Di recente ti sei occupato della collezione d’arte della Farnesina, perché hai lasciato?

Nel 2009 sono stato nominato Esperto nel Ministero degli Affari Esteri e coordinatore dell’Unità per la Collezione delle Opere d’Arte contemporanea della Farnesina, ma gli impegni internazionali richiesti mi impedivano di stare vicino alla famiglia. Per questo, dopo alcuni anni, ho deciso di tornare al MiBACT.

Fai parte della commissione che studia la Collezione d’arte pervenuta dai transatlantici dismessi, di cosa si tratta?

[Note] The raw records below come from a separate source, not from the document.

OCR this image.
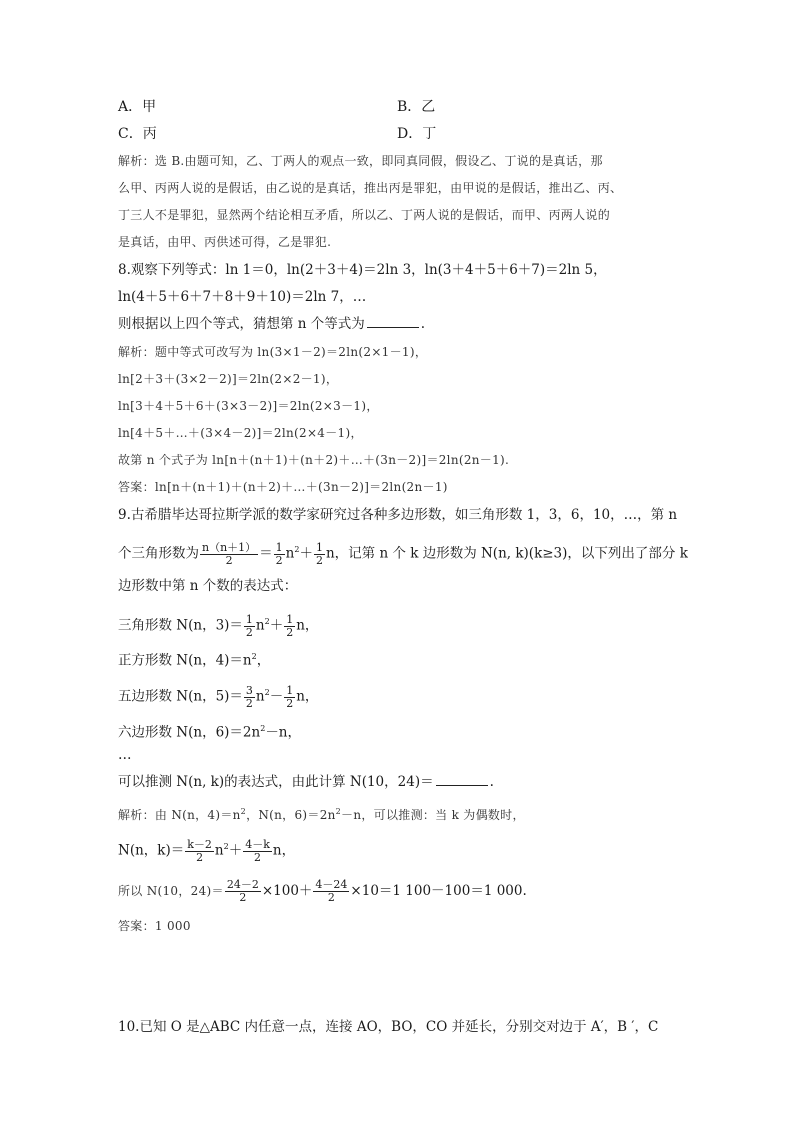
A．甲	B．乙
C．丙	D．丁
解析：选 B.由题可知，乙、丁两人的观点一致，即同真同假，假设乙、丁说的是真话，那
么甲、丙两人说的是假话，由乙说的是真话，推出丙是罪犯，由甲说的是假话，推出乙、丙、
丁三人不是罪犯，显然两个结论相互矛盾，所以乙、丁两人说的是假话，而甲、丙两人说的
是真话，由甲、丙供述可得，乙是罪犯.
8.观察下列等式：ln 1＝0，ln(2＋3＋4)＝2ln 3，ln(3＋4＋5＋6＋7)＝2ln 5，
ln(4＋5＋6＋7＋8＋9＋10)＝2ln 7，…
则根据以上四个等式，猜想第 n 个等式为	.
解析：题中等式可改写为 ln(3×1－2)＝2ln(2×1－1)，
ln[2＋3＋(3×2－2)]＝2ln(2×2－1)，
ln[3＋4＋5＋6＋(3×3－2)]＝2ln(2×3－1)，
ln[4＋5＋…＋(3×4－2)]＝2ln(2×4－1)，
故第 n 个式子为 ln[n＋(n＋1)＋(n＋2)＋…＋(3n－2)]＝2ln(2n－1).
答案：ln[n＋(n＋1)＋(n＋2)＋…＋(3n－2)]＝2ln(2n－1)
9.古希腊毕达哥拉斯学派的数学家研究过各种多边形数，如三角形数 1，3，6，10，…，第 n
个三角形数为 $\frac{n(n+1)}{2} = \frac{1}{2} n^2+ \frac{1}{2}$ n，记第 n 个 k 边形数为 N(n, k)(k≥3)，以下列出了部分 k
边形数中第 n 个数的表达式：
三角形数 N(n，$3)= \frac{1}{2} n^2+ \frac{1}{2}$ n，
正方形数 N(n，$4)=n^2$，
五边形数 N(n，$5)= \frac{3}{2} n^2- \frac{1}{2}$ n，
六边形数 N(n，$6)=2n^2-n$，
…
可以推测 N(n, k)的表达式，由此计算 N(10，24)＝	.
解析：由 N(n，$4)=n^2$，N(n，$6)=2n^2-n$，可以推测：当 k 为偶数时，
N(n，$k)= \frac{k-2}{2} n^2+ \frac{4-k}{2}$ n，
所以 N(10，$24)= \frac{24-2}{2} \times 100+ \frac{4-24}{2} \times 10=1$ 100－100＝1 000.
答案：1 000
10.已知 O 是△ABC 内任意一点，连接 AO，BO，CO 并延长，分别交对边于 A′，B ′，C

Nel Complesso monumentale del San Michele è allestita una singolare raccolta di opere di artisti italiani degli anni Cinquanta/Sessanta (Savinio, Mafai, Severini, Vedova, Fazzini, Fiume, Omiccioli, Purificato, ecc.), appartenenti ai transatlantici di lusso dell’ex Società Italia di Navigazione. Dopo l’inabissamento dell’Andrea Doria, nel 1979, le navi e tutte le opere d’arte, gli arredi e le suppellettili ornamentali furono cedute al demanio dello Stato. Con il disarmo della flotta navale questo patrimonio artistico è stato acquisito dal Ministero per i Beni Culturali e conservato al San Michele.

Come proseguirà il tuo viaggio nel mondo conoscenza?

Sto lavorando a una mostra antologica dell’artista Sandro Luporini, autore dei testi del Teatro-Canzone di Giorgio Gaber, che si allestirà nell’estate 2016 alle Terme di Diocleziano, grazie al nuovo Soprintendente architetto Francesco Prosperetti, sensibile all’arte contemporanea.